All of the communities around Kuvasali gathered together at the area assistant chief's office, since they are under his leadership. The chief ensured that a group of people from every community as present, especially leaders from the water user committees. Because of his efforts, training turnout was good. The facilitator also observed great participation from both the men and women; they worked openly together do ask and discuss questions regarding the hygiene and sanitation conditions of their communities.

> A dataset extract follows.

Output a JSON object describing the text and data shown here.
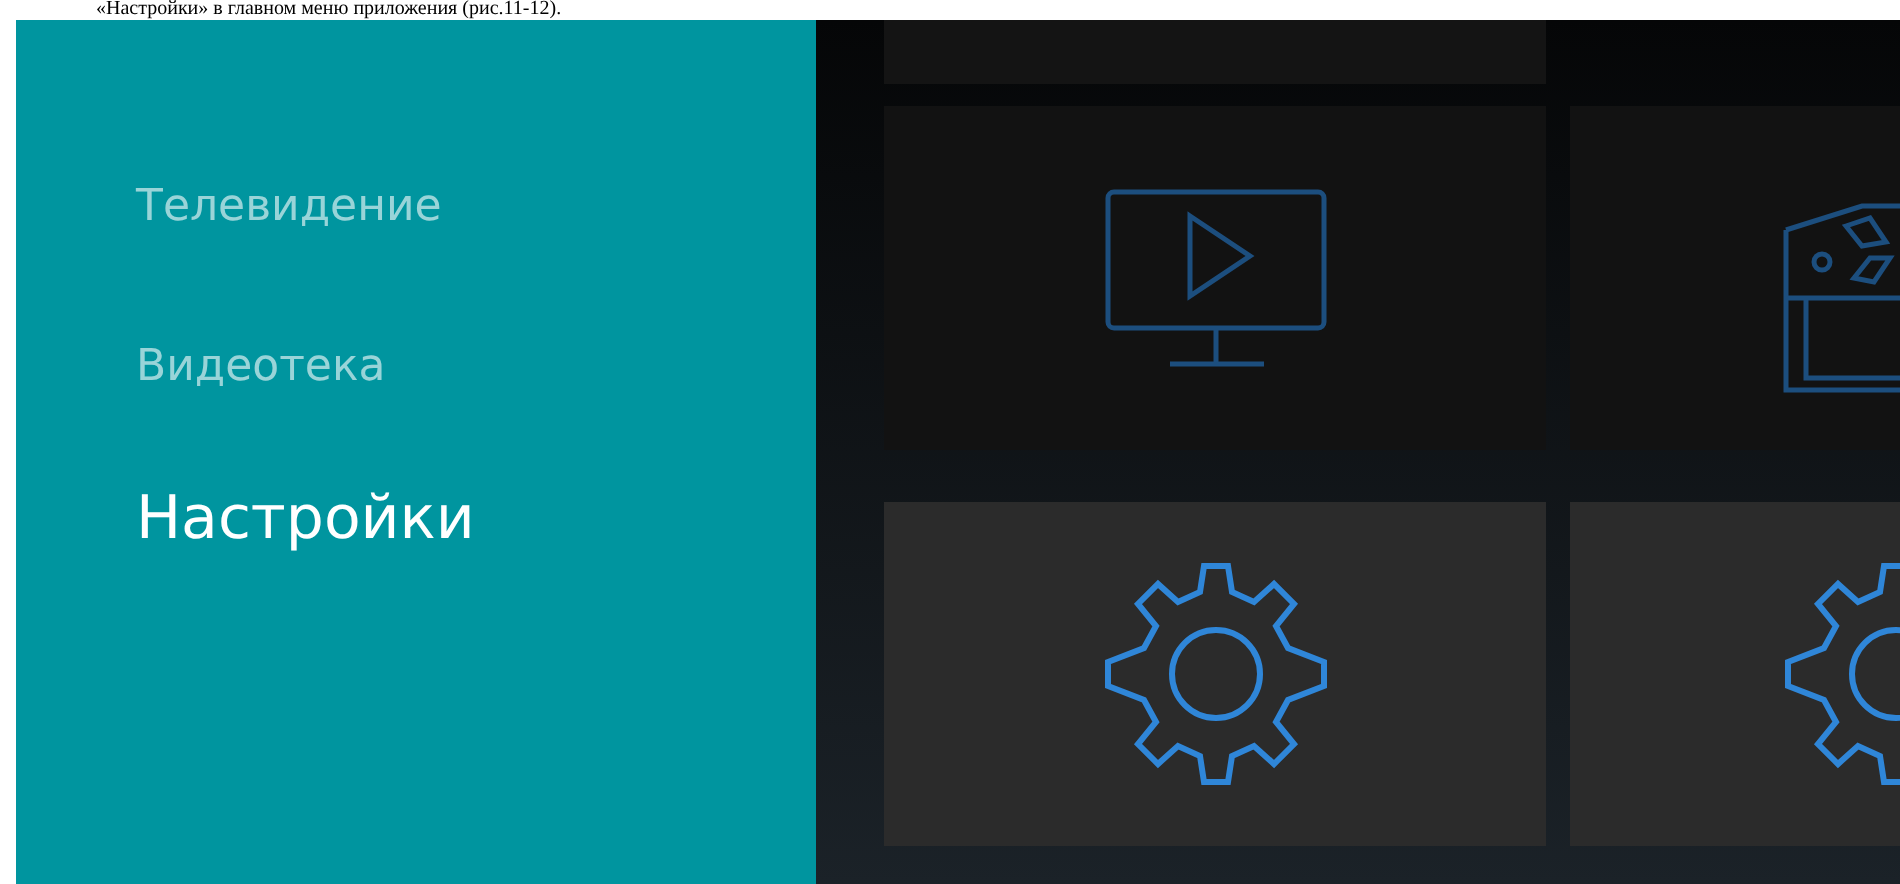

The facilitator also used pictures and posters to inspire discussion. These illustrated both good and bad practices, and the facilitator asked groups to define them. The topics covered during training were:
- Proper hand-washing methods
- Food preparation and its storage
- Water treatment and storage
- Prevention of diarrheal diseases
- General hygiene in the household
The facilitator demonstrated the ten steps required for proper hand-washing, and then individuals had a chance to practice in front of the others. Connecting bad hygiene and sanitation with bad health will encourage locals to adopt these new good habits. Mr. Wilson Andai of Kuvasali says, "I have always ignored the aspect of proper hand-washing. At some point, I behave to be so busy never to remember washing my hands before eating. This has made me become a victim of typhoid diseases. I wish my people will not ignore to wash hands after every activity!" These communities will be revisited in June to assess whether or not training was successful, mainly, that households are practicing what they were taught.

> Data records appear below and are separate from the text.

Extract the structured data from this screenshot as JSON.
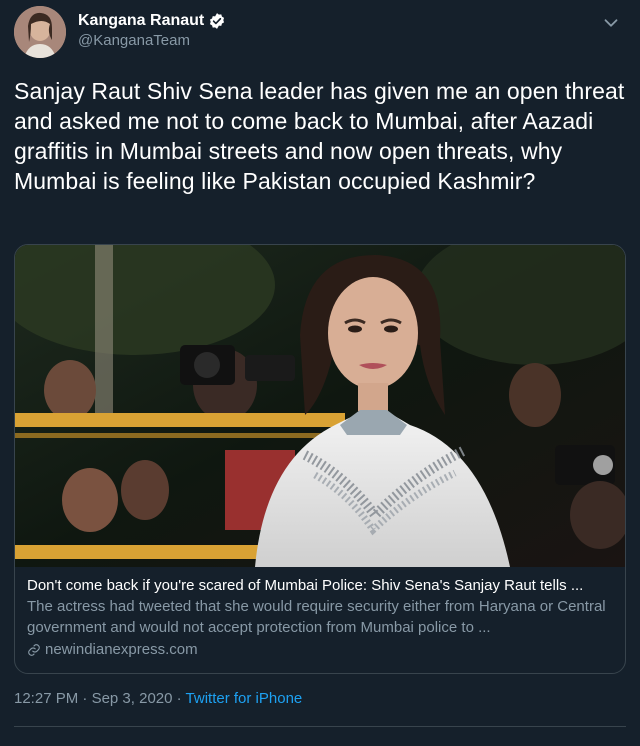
{
  "user": {
    "display_name": "Kangana Ranaut",
    "handle": "@KanganaTeam",
    "verified_icon": "verified-badge-icon",
    "menu_icon": "chevron-down-icon"
  },
  "tweet": {
    "text": "Sanjay Raut Shiv Sena leader has given me an open threat and asked me not to come back to Mumbai, after Aazadi graffitis in Mumbai streets and now open threats, why Mumbai is feeling like Pakistan occupied Kashmir?"
  },
  "card": {
    "title": "Don't come back if you're scared of Mumbai Police: Shiv Sena's Sanjay Raut tells ...",
    "description": "The actress had tweeted that she would require security either from Haryana or Central government and would not accept protection from Mumbai police to ...",
    "domain": "newindianexpress.com",
    "link_icon": "link-icon"
  },
  "footer": {
    "time": "12:27 PM",
    "separator": " · ",
    "date": "Sep 3, 2020",
    "client": "Twitter for iPhone"
  },
  "colors": {
    "background": "#15202b",
    "secondary_text": "#8899a6",
    "accent": "#1da1f2",
    "border": "#38444d"
  }
}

Rehabilitation of Kuvasali's hand-dug well began on February 8th. It took an entire day for the construction team to remove the old, cracked well pad with chisels, mallets, and hammers. This old well pad had been allowing contamination through to the water. During the next two days, a mixture of cement, sand, water, and concrete was used to re-plaster a new well pad. This was done meticulously in order to prevent the previous contamination issues. Once enough coats of plaster were applied, the team left the mixture to cure for three days. With a solid well pad, the team could then flush the well, test it, and install the hand-pump. The entire process went smoothly, and the community showed their gratefulness by ensuring the work team was fed and cared for. Farmer Ronald Ngaira let his words express his gratefulness, saying, "The new water source will save our lives from the spread of waterborne diseases. My wife passed away because typhoid, I am also taking typhoid drugs. By installing an Afridev pump on this source, we shall be all secure."
The people of Kuvasali Community are very happy to see their water source renewed. The community has promised to own the project and be part of all that happens around it, unlike before when they referred to the well as belonging to Kenya Finland Company. With the water user committee in place, they believe that the source will be able to serve them and their generations to come.